Daha fazla müzakere girişimi
Ukrayna Cumhurbaşkanı Volodimir Zelenski, yeni bir dörtlü zirve için bastırdı ancak Kremlin, Kiev anlaşmanın yükümlülüklerine uymayı kabul edene kadar bunun hiçbir amaca hizmet etmeyeceğini savundu.
Ukrayna yakınlarındaki Rus askeri yığınağıyla ilgili gerilim bir yandan artarken, Fransa ve Almanya, doğudaki çatışmayla ilgili dörtlü müzakerelere aracılık etme çabalarını yoğunlaştırdı ve bunu daha geniş çaplı krizdeki gerilimi azaltmanın olası bir yolu olarak gördü.
26 Ocak'ta Paris'te bir araya gelen dört ülke temsilcileri ilerleme kaydedemedi ancak Minsk anlaşmalarının ortak bir yorumu üzerinde anlaşmak amacıyla 10 Şubat’ta Berlin'de oturum düzenlemeyi kabul etti.
Fransa Cumhurbaşkanı Emmanuel Macron, bu hafta Moskova ve Kiev'e yaptığı ziyaretlerde Minsk anlaşmasını canlandırmaya çalıştı ve anlaşmayı "barışı inşa etmeye ve sürdürülebilir bir siyasi çözüm bulmaya izin veren tek yol" olarak nitelendirdi.
Ukrayna’nın üstündeki baskı
Batı'nın Minsk anlaşmasının uygulanması çağrılarıyla karşı karşıya kalan Ukraynalı yetkililerin eleştirileri ise artıyor.
Ukrayna Ulusal Güvenlik ve Savunma Konseyi Sekreteri Oleksiy Danilov, geçen hafta Associated Press haber ajansına yaptığı açıklamada, anlaşmanın "Rus namlularının altında" imzalandığını söyledi ve "Minsk anlaşmasının yerine getirilmesinin ülkenin yıkımı anlamına geldiği" konusunda uyardı.
Ukrayna Dışişleri Bakanı Dimitro Kuleba, Moskova'nın anlaşmayı isyancı bölgeleri Ukrayna'ya yeniden entegre etmek ve Kiev’in Batı yanlısı emellerini engellemek için kullanmayı hedeflediğini söyleyerek, "Bu olmayacak" dedi.
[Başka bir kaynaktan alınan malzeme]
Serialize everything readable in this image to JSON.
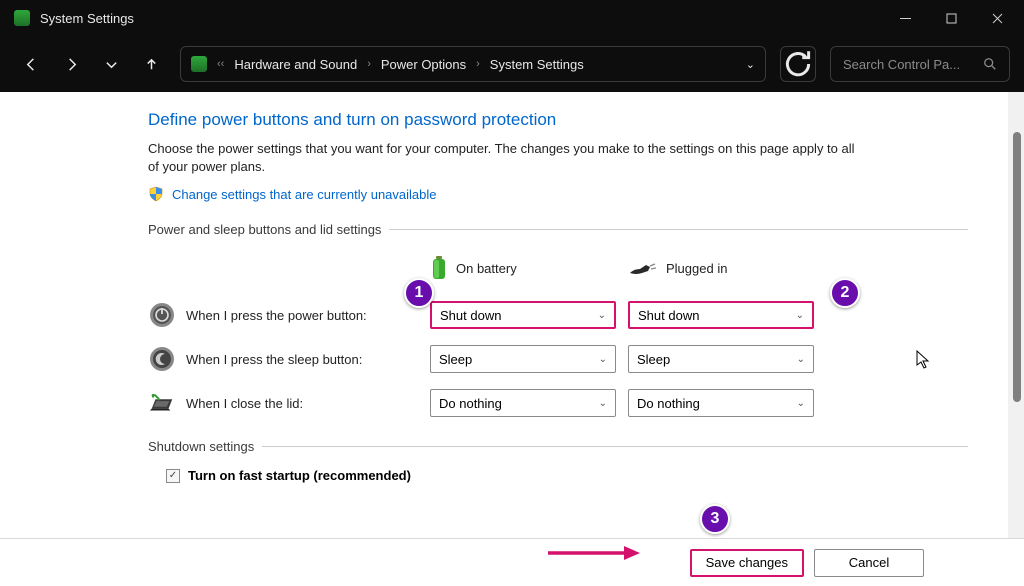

Cumhurbaşkanı Zelenski daha diplomatik konuşsa da, Minsk anlaşmasının hiçbir noktasından hoşlanmadığını kaydetti. Rusya Cumhurbaşkanı Vladimir Putin’in Zelenski’ye yanıtı ise alaycı ve kaba olarak yorumlandı. Putin, Rus folklorundan olduğu iddia edilen ancak Sovyet döneminden bir şarkıda geçen, "Beğen ya da beğenme, buna katlanmak zorundasın, güzelim" ifadelerini kullandı. Putin, "Bunu yerine getirmek zorundasın. Başka türlü çalışmaz” dedi.